Selain masalah penahanan kapal, ketidakberesan administrasi dan pemerintahan di Batavia turut menjadi sorotan. Speelman dianggap memerintah semaunya tanpa meminta saran maupun berembuk dengan Dewan Hindia. Caranya memanipulasi uang dengan perintah membayar para serdadu yang kenyatannya tidak ada atau pembayaran kerja yang tidak dilakukan pun dibongkar. Tak hanya itu, pasokan lada dari pedagang pribumi juga dibayar dengan murah. “Dengan cara-cara seperti itu ia memanipulasi sejumlah besar uang, ditambah lagi di masa pemerintahannya tidak membawa keuntungan apa-apa bagi VOC,” sebut Mona.
Baca juga: Skandal Putri Gubernur Jenderal VOC
Seakan belum cukup, Speelman juga disebut terlibat dalam perdagangan swasta dan mengumpulkan kekayaan dalam jumlah besar melalui penggelapan dan penyelundupan. Akibatnya, seluruh harta kekayaannya yang ada di koloni disita oleh VOC, namun dipastikan sebagian besar hartanya itu diselundupkan ke Belanda dalam bentuk perhiasan-perhiasan berharga.
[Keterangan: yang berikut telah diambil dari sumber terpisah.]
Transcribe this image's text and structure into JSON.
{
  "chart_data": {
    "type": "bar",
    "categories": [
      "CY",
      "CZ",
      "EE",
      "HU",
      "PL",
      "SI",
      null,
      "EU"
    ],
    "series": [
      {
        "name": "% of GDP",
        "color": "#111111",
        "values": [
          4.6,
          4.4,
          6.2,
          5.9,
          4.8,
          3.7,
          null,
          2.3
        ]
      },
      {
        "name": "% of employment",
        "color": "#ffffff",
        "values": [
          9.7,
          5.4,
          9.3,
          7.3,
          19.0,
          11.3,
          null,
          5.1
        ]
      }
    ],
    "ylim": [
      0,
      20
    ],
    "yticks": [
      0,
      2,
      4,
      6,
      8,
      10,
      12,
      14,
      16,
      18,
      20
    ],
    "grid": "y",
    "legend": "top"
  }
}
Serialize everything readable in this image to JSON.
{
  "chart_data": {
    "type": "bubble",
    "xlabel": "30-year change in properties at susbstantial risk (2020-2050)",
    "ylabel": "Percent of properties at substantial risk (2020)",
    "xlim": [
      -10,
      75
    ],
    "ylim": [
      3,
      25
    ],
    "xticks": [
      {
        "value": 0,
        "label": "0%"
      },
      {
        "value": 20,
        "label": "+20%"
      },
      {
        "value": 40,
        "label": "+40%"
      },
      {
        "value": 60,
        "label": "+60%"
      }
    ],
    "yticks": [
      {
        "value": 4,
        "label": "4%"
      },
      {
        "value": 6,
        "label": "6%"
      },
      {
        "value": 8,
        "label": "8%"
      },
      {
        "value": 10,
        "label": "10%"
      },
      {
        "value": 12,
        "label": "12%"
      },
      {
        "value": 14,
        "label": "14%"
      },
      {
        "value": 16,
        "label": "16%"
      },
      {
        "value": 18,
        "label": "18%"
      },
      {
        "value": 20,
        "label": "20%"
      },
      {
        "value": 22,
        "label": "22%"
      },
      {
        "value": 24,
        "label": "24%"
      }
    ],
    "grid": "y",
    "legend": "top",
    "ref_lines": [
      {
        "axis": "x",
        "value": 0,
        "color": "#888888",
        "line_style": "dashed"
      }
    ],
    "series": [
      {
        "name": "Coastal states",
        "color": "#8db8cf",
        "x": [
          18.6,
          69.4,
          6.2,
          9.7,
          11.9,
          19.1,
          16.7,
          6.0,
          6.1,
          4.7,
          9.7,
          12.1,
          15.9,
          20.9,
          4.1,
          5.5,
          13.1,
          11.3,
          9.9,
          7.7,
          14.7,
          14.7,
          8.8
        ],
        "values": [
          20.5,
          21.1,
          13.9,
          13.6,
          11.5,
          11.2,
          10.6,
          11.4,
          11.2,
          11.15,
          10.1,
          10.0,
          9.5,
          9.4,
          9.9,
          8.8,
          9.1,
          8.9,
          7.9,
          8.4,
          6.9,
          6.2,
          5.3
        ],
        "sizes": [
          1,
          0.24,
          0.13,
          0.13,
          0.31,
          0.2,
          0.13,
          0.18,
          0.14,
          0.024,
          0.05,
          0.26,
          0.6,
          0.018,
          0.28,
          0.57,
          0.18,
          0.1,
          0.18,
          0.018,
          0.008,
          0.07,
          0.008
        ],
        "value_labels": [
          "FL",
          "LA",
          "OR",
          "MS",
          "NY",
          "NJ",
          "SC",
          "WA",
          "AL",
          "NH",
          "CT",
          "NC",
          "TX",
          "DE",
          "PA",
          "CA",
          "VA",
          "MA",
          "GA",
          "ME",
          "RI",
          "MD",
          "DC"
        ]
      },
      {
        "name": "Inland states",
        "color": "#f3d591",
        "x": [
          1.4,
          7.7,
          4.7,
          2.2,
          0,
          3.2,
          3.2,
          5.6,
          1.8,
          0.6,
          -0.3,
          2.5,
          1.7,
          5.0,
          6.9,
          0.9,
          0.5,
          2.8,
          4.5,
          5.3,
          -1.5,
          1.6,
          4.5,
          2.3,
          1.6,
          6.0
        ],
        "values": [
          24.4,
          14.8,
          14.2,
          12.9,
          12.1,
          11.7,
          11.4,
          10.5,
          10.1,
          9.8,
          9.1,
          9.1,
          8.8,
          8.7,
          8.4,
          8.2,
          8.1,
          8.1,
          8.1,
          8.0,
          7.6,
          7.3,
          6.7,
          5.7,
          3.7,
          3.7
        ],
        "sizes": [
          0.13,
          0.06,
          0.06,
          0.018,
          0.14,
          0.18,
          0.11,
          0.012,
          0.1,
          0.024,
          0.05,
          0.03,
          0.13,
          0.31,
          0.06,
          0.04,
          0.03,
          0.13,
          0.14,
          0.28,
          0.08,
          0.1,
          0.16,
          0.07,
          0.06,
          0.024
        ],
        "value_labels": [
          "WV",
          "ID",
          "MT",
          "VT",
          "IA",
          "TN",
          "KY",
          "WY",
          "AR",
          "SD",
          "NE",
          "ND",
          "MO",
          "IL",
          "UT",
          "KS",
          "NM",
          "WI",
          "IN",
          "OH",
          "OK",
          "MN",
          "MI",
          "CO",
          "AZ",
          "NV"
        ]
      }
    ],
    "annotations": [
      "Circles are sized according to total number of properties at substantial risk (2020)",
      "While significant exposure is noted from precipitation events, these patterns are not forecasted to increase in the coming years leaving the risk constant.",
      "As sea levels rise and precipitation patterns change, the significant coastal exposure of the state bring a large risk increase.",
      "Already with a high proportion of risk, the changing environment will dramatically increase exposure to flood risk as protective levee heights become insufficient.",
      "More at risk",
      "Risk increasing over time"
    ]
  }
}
Selain Speelman, gubernur jenderal lain yang dituduh korupsi adalah Joan van Hoorn (menjabat 1704–1709). Menantu dari mantan Gubernur Jenderal Willem van Outhoorn itu dipaksa mengundurkan diri sebagai orang nomor satu di Batavia pada 1709 setelah banyak keluhan tejadinya nepotisme dan korupsi.
Tudingan korupsi bukan yang pertama kali dalam keluarga Van Hoorn. Sejarawan Nonja Peters dalam The Christian Slaves of Depok: A Colonial Tale Unravels menyebut tuduhan tersebut juga pernah diarahkan kepada ayahnya, Pieter van Hoorn yang pernah menjabat sebagai anggota Dewan Hindia.
“Gubernur Jenderal Joan Maetsuyker memberhentikan Pieter van Hoorn dari Dewan Hindia atas tuduhan korupsi, dan kekayaan yang konon diwariskan putranya, Joan kepada putrinya Pieternelltje, juga dipandang dengan penuh kecurigaan oleh beberapa penulis,” tulis Peters.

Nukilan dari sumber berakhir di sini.